While snapshots are the first line of defense in any data protection plan, even VAST’s Indestructible Snapshots (TM applied for, patent application considered, etc.) are vulnerable to events that damage a whole VAST cluster. You must get data out of the data center to protect against fire, flood, earthquake, tornado, hurricane, typhoon, sharknado, or a steam tunnel explosion. The most effective way to get your data safely to another data center is replication. 

VAST systems support multiple replication methods to support users' requirements for data protection, availability, and disaster recovery objectives.  

  • Snap-to-Object – Replicates the data in a folder/bucket to an S3-compatible object store for data protection. 

  • Native VAST Asynchronous replication leverages snapshots to periodically replicate a folder’s changes between VAST clusters.  

  • Native VAST Synchronous replication ensures that all data is safely written to two VAST clusters with an RPO (Recovery Point Objective)

Snap-to-Object

Snap-to-Object extends the data protection provided by VAST snapshots off-site data protection by replicating snapshot data to an S3-compatible object store in another of the customer’s data centers or the public cloud. Users can control the replication frequency down to once every 30 minutes by time of day. The system writes the snapshot data to an S3 bucket in large, compressed, self-describing objects for efficiency. 

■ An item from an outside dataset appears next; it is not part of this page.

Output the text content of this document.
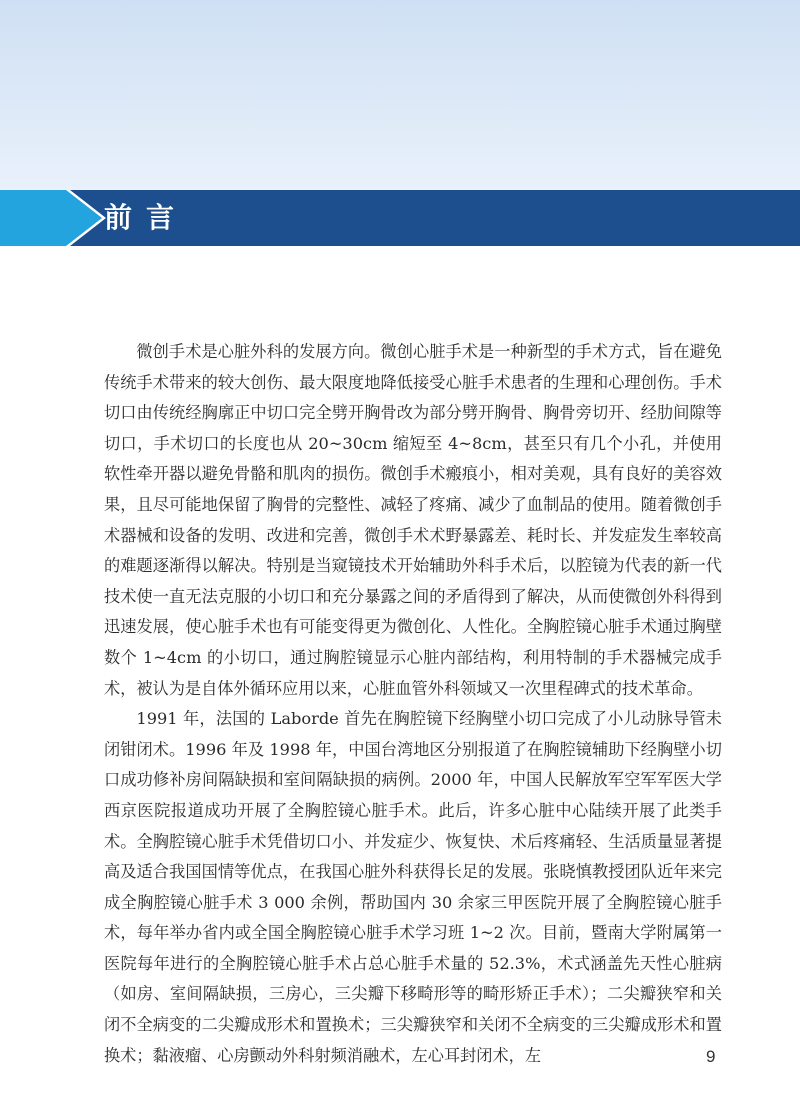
前言

微创手术是心脏外科的发展方向。微创心脏手术是一种新型的手术方式，旨在避免传统手术带来的较大创伤、最大限度地降低接受心脏手术患者的生理和心理创伤。手术切口由传统经胸廓正中切口完全劈开胸骨改为部分劈开胸骨、胸骨旁切开、经肋间隙等切口，手术切口的长度也从 20~30cm 缩短至 4~8cm，甚至只有几个小孔，并使用软性牵开器以避免骨骼和肌肉的损伤。微创手术瘢痕小，相对美观，具有良好的美容效果，且尽可能地保留了胸骨的完整性、减轻了疼痛、减少了血制品的使用。随着微创手术器械和设备的发明、改进和完善，微创手术术野暴露差、耗时长、并发症发生率较高的难题逐渐得以解决。特别是当窥镜技术开始辅助外科手术后，以腔镜为代表的新一代技术使一直无法克服的小切口和充分暴露之间的矛盾得到了解决，从而使微创外科得到迅速发展，使心脏手术也有可能变得更为微创化、人性化。全胸腔镜心脏手术通过胸壁数个 1~4cm 的小切口，通过胸腔镜显示心脏内部结构，利用特制的手术器械完成手术，被认为是自体外循环应用以来，心脏血管外科领域又一次里程碑式的技术革命。

1991 年，法国的 Laborde 首先在胸腔镜下经胸壁小切口完成了小儿动脉导管未闭钳闭术。1996 年及 1998 年，中国台湾地区分别报道了在胸腔镜辅助下经胸壁小切口成功修补房间隔缺损和室间隔缺损的病例。2000 年，中国人民解放军空军军医大学西京医院报道成功开展了全胸腔镜心脏手术。此后，许多心脏中心陆续开展了此类手术。全胸腔镜心脏手术凭借切口小、并发症少、恢复快、术后疼痛轻、生活质量显著提高及适合我国国情等优点，在我国心脏外科获得长足的发展。张晓慎教授团队近年来完成全胸腔镜心脏手术 3 000 余例，帮助国内 30 余家三甲医院开展了全胸腔镜心脏手术，每年举办省内或全国全胸腔镜心脏手术学习班 1~2 次。目前，暨南大学附属第一医院每年进行的全胸腔镜心脏手术占总心脏手术量的 52.3%，术式涵盖先天性心脏病（如房、室间隔缺损，三房心，三尖瓣下移畸形等的畸形矫正手术）；二尖瓣狭窄和关闭不全病变的二尖瓣成形术和置换术；三尖瓣狭窄和关闭不全病变的三尖瓣成形术和置换术；黏液瘤、心房颤动外科射频消融术，左心耳封闭术，左	9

Once snapshot data is in the cloud, the snapshot’s contents are available on the source VAST cluster through the read-only /.vastremote/policy/snapshot_time/ folder. All a user has to do to restore a file, or a thousand files, is copy the preserved copy from /.vastremote. It’s simple and safe enough for end-users to perform self-service restores. 

Since the Snap-to-Cloud objects are self-describing, they contain all the metadata any other VAST cluster, including a VAST on Cloud cluster, needs to mount those objects in their own /vastremote folder hierarchy.

Asynchronous “Native” Replication

Snap-to-Object addresses users’ requirements for off-site data protection and long-term retention. The problem is that since Snap-to-Object stores its data in large objects optimized for cloud storage, users must restore their files/objects through the /.vastremote folder to some other location before using their data. As a result, Snap-to-Object provides many of the same benefits as traditional backup/restore solutions with the same extended RTO (Recovery Time Objective) issue since data isn’t available until the restore completes. 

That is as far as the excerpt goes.